The forest offered plenty of variety all on its own…

Don’t mind if I do.

…so when I did see a gator, it was simply a bonus. And the baby gator in front of the mama? Bonus bonus.

See the baby? So stinkin’ CUTE!!!!

That evening, the Traveling Avocados teamed up with some Gulf shrimp and that amazing screened porch for what’s probably going to earn our Best Meal of the Trip Award.

With a rocking bench!

Next day we drove across Mississippi–just about 100 miles at its base–and into Alabama. We had a date with another state park (thanks to this excellent book on state parks), way down past Mobile in Alabama’s teensy lil’ slice of the big ol’ Gulf Coast pie. Appropriately enough, it’s called Gulf State Park. And it’s big. And lovely. With 28 miles of bike trails, are you kidding? Made for us!

Only problem? This park boasts over 400 RV sites, and eleven tent sites. The Mate and I took one look at the teensy tent sites crammed in between RVs and quickly backed away. All the way away, to a Motel 6. Then we drove the few miles back into the park and took a big, happy chomp of those delicious bike trails.

Come for the biking. Stay for the biking…but only if you have an RV!

No lie, this bike path instantly vaulted into our top 5 anywhere.

Only a half-mile further, a new forest.

The terrain keeps changing, oaks to pines to dunes to swamp to…wait–is that an…?

Why yes indeedy.

A nice heavy deluge that night made us feel even better about not camping. Even worse weather ahead of us in Florida encouraged us to slowwww down, so we spent another $70 to stay on at the Motel 6. Next morning, we tried some of those trails on foot.

Any gators down there?

I LOVE whizzing along on a bike, but you do miss stuff. Like these funny puffball-shaped clumps of reindeer lichen.

Cue the lichen puns.

Why this shape? Because, I realized, they’re not growing on the sand; there’s nothing for them to live off. They’re growing on individual sticks and leaves on the sand. Clever things!

We didn’t see tortoises, but we did see their holes.

Anybody home? Love the wild rosemary landscaping!

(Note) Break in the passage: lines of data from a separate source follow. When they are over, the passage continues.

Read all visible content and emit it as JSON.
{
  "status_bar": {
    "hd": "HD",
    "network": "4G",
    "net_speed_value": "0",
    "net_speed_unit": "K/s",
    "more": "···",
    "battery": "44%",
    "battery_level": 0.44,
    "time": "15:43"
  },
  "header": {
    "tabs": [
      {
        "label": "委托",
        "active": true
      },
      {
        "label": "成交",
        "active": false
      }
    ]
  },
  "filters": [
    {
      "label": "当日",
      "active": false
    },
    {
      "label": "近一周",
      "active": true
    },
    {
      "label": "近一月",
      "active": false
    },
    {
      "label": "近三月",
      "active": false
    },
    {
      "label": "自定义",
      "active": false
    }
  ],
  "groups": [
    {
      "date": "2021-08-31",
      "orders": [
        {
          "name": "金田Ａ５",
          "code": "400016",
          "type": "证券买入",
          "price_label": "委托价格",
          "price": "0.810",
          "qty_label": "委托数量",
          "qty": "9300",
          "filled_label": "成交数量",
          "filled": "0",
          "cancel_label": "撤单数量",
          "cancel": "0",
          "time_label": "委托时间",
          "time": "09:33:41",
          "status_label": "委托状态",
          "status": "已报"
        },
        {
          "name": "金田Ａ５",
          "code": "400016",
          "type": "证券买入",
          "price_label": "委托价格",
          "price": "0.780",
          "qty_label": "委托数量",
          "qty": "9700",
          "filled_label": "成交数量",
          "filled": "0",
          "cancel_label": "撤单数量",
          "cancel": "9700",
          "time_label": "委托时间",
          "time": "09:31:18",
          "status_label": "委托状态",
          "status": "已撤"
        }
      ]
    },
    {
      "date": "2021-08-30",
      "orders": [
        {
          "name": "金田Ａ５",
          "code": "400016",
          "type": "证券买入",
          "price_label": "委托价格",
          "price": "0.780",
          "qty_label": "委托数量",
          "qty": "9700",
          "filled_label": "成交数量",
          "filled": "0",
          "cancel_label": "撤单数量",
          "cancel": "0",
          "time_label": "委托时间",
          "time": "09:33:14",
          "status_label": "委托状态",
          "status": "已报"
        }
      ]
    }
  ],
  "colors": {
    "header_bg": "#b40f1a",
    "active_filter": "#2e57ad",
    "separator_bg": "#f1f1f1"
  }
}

The only thing I wished for in this park was more dirt trails; they’re nearly all paved. But I understand the reasons for that. And it was clear, from the number of benches dedicated to folks passed away or to groups like “Michigan Snowbirds,” how beloved this park is to folks from colder places–mostly the midwest, it seemed. Maybe that explains the tongue-in-cheek speed limit signs:

NOT 27. That would be crazy.

The weather’s supposed to be so wacky tomorrow that I have no idea where we’ll be tomorrow night. NOT in a tent. But given the terrible destruction up in Nashville this week, I can only give thanks for the safety and security of being able to whine about a little rain.

And speaking of giving thanks: one more gator? Yes please!

We learned the locals named this one “Lefty.”